How I got here (gradually)
- Claude started creating artifacts for me—things I could publish and share with others, built in my browser. Can't find a to-do app that matches your workflow? No problem, just create your own.
- Claude also makes it easy to integrate with remote MCP servers. The first one I used was the Microsoft Learn MCP Server, which meant I could ask questions and get answers based on the current official documentation (plus the capabilities of the LLM) instead of only whatever the model remembered from training.
- As I saw others creating their own "products" at my company, I eventually moved to Claude Code and GitHub Copilot in VS Code to create programs that help us do our jobs better and faster. I also created Claude Skills to assist with specific tasks. (I'm deliberately not giving specific work examples here—we're seeing more competition for some of this.)
Of course, it's not all roses. There was that time the Power BI Modeling MCP "fixed" all of the invalid DAX measures in my model by replacing the expressions with BLANK().
The paradigm shift (not a cliche I use lightly)

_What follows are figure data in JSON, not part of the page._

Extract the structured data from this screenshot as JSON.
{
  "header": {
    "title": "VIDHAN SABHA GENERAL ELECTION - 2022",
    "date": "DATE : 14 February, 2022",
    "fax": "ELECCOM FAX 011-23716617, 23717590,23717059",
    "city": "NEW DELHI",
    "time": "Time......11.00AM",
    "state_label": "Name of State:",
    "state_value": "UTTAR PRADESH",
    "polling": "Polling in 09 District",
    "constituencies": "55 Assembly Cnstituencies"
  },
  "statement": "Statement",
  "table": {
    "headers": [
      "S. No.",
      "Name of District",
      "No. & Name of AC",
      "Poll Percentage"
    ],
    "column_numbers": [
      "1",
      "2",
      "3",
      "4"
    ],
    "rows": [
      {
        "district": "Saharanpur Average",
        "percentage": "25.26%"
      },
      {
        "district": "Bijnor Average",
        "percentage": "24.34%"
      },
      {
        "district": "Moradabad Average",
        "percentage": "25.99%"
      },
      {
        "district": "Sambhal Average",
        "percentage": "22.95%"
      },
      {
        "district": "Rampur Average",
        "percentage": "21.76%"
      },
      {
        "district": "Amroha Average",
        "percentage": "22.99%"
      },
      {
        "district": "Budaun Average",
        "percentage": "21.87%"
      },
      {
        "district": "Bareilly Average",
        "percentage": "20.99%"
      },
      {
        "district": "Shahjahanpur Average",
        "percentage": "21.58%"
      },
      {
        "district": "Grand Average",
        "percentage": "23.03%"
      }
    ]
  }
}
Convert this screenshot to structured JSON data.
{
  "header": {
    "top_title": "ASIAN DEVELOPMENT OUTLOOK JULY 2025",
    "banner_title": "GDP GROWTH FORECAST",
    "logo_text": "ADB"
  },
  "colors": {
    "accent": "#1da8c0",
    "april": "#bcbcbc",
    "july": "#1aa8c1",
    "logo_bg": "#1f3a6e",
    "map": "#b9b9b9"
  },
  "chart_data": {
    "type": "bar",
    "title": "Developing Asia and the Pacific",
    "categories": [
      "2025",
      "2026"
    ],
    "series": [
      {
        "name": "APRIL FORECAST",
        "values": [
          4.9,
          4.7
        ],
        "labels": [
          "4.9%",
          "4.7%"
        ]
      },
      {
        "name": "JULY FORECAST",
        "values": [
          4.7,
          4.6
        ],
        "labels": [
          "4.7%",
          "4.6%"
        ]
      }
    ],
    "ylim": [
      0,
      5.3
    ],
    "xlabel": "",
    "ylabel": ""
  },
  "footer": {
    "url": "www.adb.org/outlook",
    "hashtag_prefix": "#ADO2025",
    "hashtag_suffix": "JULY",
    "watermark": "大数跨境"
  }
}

Once you start down this path, everything looks like a potential way to leverage automation—or at least an LLM.
Can I create a Claude Project to help me analyze, plan, and implement ways to reduce my home insurance premiums or do some financial planning? Can I give my web site a facelift? Can I create a bookmarklet to quickly document what's on sale at Whole Foods this week? Can I create software to plan and track my entire year (see mockup at top of post)? Yes, if I feel like it.
I hope this isn't atrophying my brain, but I also sometimes outsource low-value decisions when I'm feeling burned out and there's no clear criteria I can use to evaluate options. Think: what to make for dinners next week.
Who gets value from this, as of now
Paraphrasing from somewhere: Knowledge doesn't ensure success, or we'd all be billionaires with 6-pack abs. The same is true of LLMs. Most of us have the same or similar access. Anecdotally, the people getting the most out of this are the ones who were already good problem solvers, creative, and curious.
LLMs can't always do everything, but you can find ways to get them to help if you're creative enough with thinking of use cases and efficiently providing context. On that front, understanding metadata still matters—a lot. There's still plenty you can do with existing software by leveraging metadata, DAX, and C# to speed up your work. But you also need to understand metadata if you want to be effective at identifying what content you can programmatically update for bigger use cases.
Updates to previous weakness
In my last post, I mentioned a couple of areas where generative AI had been less helpful to me.
- DAX: Claude Projects and Skills have improved my effectiveness getting help with DAX, particularly if you provide a BIM or a description of the data model. The Power BI Modeling MCP Server helps here, too.
- Governance and admin in Power BI/Fabric: This is helped significantly by the Microsoft Learn MCP Server. Instead of the model confidently making things up about licensing, it can actually look them up in the 40 documentation pages where Microsoft deigned to scatter the various licensing limitations and nuances.